In this case, it looks to me like you probably want your begin() (and end() ) to return iterators into the list<pair<double, int>> that the object contains, so you'd do something like:

typedef list<pair<double, int>>::iterator iterator;

...or, better still:

typedef decltype(l)::iterator iterator;

...or equivalently (but more readably, at least in some people's view):

using iterator = decltype(l)::iterator;

Then, since you've defined what iterator means, you can use the name as the return type of your function (or as a parameter, etc.) Given that you apparently have something that acts/works like a collection anyway, you'd probably be better off defining the other "standard" types for a collection as well (eg, typedef std::pair<double, int> value_type; as well.

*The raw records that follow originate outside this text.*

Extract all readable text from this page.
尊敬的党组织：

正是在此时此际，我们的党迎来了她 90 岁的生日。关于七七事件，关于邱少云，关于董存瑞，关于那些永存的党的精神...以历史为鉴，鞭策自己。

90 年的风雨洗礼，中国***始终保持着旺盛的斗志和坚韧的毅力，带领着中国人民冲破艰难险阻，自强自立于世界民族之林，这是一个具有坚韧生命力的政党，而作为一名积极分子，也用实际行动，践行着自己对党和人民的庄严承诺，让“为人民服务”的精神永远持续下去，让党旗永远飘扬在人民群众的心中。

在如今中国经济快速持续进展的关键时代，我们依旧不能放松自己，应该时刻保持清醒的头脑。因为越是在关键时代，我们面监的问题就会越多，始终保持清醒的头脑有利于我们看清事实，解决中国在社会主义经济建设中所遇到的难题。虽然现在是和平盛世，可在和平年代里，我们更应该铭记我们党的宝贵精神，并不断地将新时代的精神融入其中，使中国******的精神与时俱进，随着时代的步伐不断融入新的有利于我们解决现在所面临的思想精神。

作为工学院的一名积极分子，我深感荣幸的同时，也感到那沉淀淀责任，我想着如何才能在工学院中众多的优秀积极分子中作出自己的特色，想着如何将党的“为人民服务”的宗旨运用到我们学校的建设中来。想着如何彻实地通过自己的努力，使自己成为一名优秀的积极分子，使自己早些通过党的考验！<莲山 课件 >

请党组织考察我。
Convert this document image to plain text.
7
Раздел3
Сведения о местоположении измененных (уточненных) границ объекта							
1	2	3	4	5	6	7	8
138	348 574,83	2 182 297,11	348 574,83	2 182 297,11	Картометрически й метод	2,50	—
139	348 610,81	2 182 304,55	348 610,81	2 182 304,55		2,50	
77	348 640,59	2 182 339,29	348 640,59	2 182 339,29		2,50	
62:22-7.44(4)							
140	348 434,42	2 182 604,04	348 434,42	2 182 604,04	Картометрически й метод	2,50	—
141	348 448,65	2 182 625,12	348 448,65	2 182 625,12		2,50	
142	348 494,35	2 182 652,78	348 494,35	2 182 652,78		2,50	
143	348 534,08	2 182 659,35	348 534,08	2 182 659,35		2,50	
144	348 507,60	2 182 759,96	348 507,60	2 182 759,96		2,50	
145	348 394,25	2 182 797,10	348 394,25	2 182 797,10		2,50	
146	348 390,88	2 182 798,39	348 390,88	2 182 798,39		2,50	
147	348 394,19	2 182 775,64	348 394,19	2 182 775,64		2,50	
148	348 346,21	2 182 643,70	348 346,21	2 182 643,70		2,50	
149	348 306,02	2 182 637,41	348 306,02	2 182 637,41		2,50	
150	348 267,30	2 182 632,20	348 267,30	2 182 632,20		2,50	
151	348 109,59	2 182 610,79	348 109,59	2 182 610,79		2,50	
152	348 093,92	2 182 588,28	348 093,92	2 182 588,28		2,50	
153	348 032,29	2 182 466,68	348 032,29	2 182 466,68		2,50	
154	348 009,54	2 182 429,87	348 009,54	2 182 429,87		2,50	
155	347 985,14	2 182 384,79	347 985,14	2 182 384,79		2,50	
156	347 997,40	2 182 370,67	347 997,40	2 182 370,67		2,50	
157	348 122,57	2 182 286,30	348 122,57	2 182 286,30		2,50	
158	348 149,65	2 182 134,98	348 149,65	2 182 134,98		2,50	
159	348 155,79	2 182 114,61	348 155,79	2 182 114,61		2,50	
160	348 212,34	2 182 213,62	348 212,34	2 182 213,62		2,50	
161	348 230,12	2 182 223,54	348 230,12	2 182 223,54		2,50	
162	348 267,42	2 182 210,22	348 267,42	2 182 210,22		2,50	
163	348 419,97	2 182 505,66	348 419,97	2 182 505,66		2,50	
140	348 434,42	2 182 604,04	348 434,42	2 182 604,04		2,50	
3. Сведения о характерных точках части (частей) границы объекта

I would advise against directly specifying std::list<std::pair<double, int>>::iterator as the return type. This does work, but it contains substantial redundancy. You always want that return type to be the same as the iterator type for the collection, so if you change your mind and use some other collection instead of list , the return type of the function needs to change to match. Using decltype(l)::iterator makes that automatic, where using std::list<std::pair<double, int>>::iterator requires that you do manual editing to keep the types in sync.

I should probably add that in this particular case, I think making it easy to change to a different type as easily as possible is more important than usual. Specifically, using std::list is a mistake much more often than not, so unless this is throwaway code, chances of wanting to change to a different container are quite high.